Nokia’s Suri resigns after indifferent results feeds doubts over strategy

via Flickr © cogdogblog (CC BY 2.0)

via Flickr © cogdogblog (CC BY 2.0)

 

  • Rumours of asset disposals swirl 
  • Report claims Finnish vendor has brought in advisors to explore options
  • But those options look limited given the decades of vendor consolidation
 

 

It may be one of those rare instances when the official story of a dignified departure, after working hard and achieving much but, in the end, unable to spark the sort of revival required, probably holds true. 

Nokia has announced that Rajeev Suri is to step down after more than a decade as President and CEO of Nokia and Nokia Siemens Networks. In his place the company has already appointed Pekka Lundmark, a one-time Nokia insider (as are many of Finland’s managerial elite) currently heading up leading Finnish energy company, Fortum. 

So Lundmark comes with a Nokia background and a perspective enriched by recent experience in an adjacent industry.  

For his part Suri says he has been mulling a move for some time: “After 25 years at Nokia, I have wanted to do something different,” the press release has him saying. 

There‘s an extended handover: Lundmark won’t take up his post until September this year and Suri will  continue as an advisor to the Nokia Board until January 1, 2021. 

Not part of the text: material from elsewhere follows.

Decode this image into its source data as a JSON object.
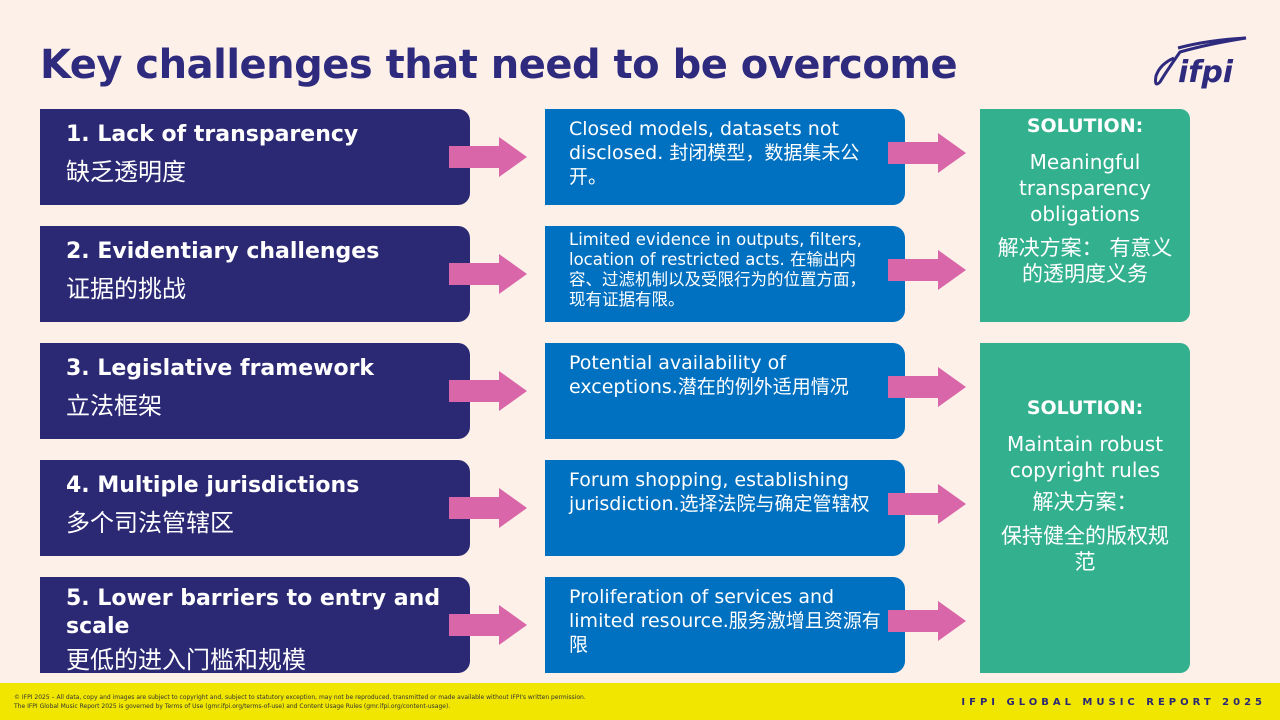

Despite all the usual warm words delivered in Suri’s direction by Nokia’s board, there’s no denying that promises he’s made over performance have not panned out. 

Nokia appears to have hit a rough patch. Over the course of 2019 it  lost about a third of its total share price value and had slashed its market outlook to ‘flat’. 

On the other hand it has most recently announced that it’s signed 15 commercial 5G contracts during the last quarter of 2019,  making 66 5G deals in total. 

Nokia is said to be considering asset sales or a merger in a bid to revive its ailing fortunes

Sources cited by Bloomberg claim the Finnish vendor has hired advisers to help it explore the above options, as well as shifting investments and making balance sheet adjustments. The usual caveats were given: deliberations are ongoing and might not lead to any transactions.

If accurate, the report should come as a worrying development for operators, which have seen the mobile network vendor market slowly but steadily consolidate over the last couple of decades until now only three big players, and a few smaller ones, remain.

Fewer suppliers equals less competition, which means potentially higher equipment prices for telcos.

Nokia shares listed in New York have lost around a third of their value over the last 12 months. In late October, the company suspended Q3 and Q4 dividend payments and cut its profit outlook for 2020. At the time, it blamed its misfortune on higher costs and intense competition.

Limited scope

Nokia's options for a merger or outright sale to a rival are probably quite limited. It is highly likely that antitrust regulators would intervene in the event it wanted to merge with Ericsson. There is no chance a tie-up with Huawei would ever happen.

Even though the line between IT and telecoms continues to blur, the well-documented travails of Ericsson and Cisco's deep and meaningful strategic partnership might make Nokia reluctant to tie up with an IT networking vendor, like Juniper Networks, for instance.

Recent comments from US Attorney General William Barr that his government should consider investing in Ericsson or Nokia barely merit a mention due to their ignorance of pretty much everything.

While hyperscalers are keen to ensure their clouds are within quick and easy reach of as many people and enterprises as possible – plus some of them aren't afraid to splash a bit of cash – it is highly unlikely that any of them have the appetite to get into the telco networking market. The one exception might be Facebook, which is pushing for structural changes to the telco networking landscape via the Telecom Infra Project (TIP), but that is still a very, very long shot.

Then there are potential asset sales.

In the year leading up to its buyout of Siemens from what was then known as Nokia Siemens Networks, Nokia restructured and slimmed down to concentrate specifically on mobile broadband, offloading its fixed access, BSS and transport assets.

It fattened back up again with 2015's acquisition of Alcatel-Lucent, but the integration that followed looked for all the world to have gone very smoothly. Nokia CEO Rajeev Suri insisted at the time that the newly-acquired fixed access, BSS and transport assets were of a scale needed to be profitable.

Nokia's software unit has had its ups and downs, and perhaps it is in this area where Nokia might look to make some changes. However, it is hard to see how divestments would have a meaningful affect on the company's overall performance, given that it generates a relatively small proportion of total revenue. Meanwhile, Nokia's patent-licensing division is ticking along quite nicely and is fairly low maintenance.

Indeed, macro trends seem to be weighing on Nokia's performance rather than any obviously underperforming areas of business. Growth in Greater China has stalled; the protracted T-Mobile/Sprint tie-up has caused issues in North America; and 4G spending is on the wane.

In short, it is hard to see where Nokia and it's new CEO (after August) can go to turn things around.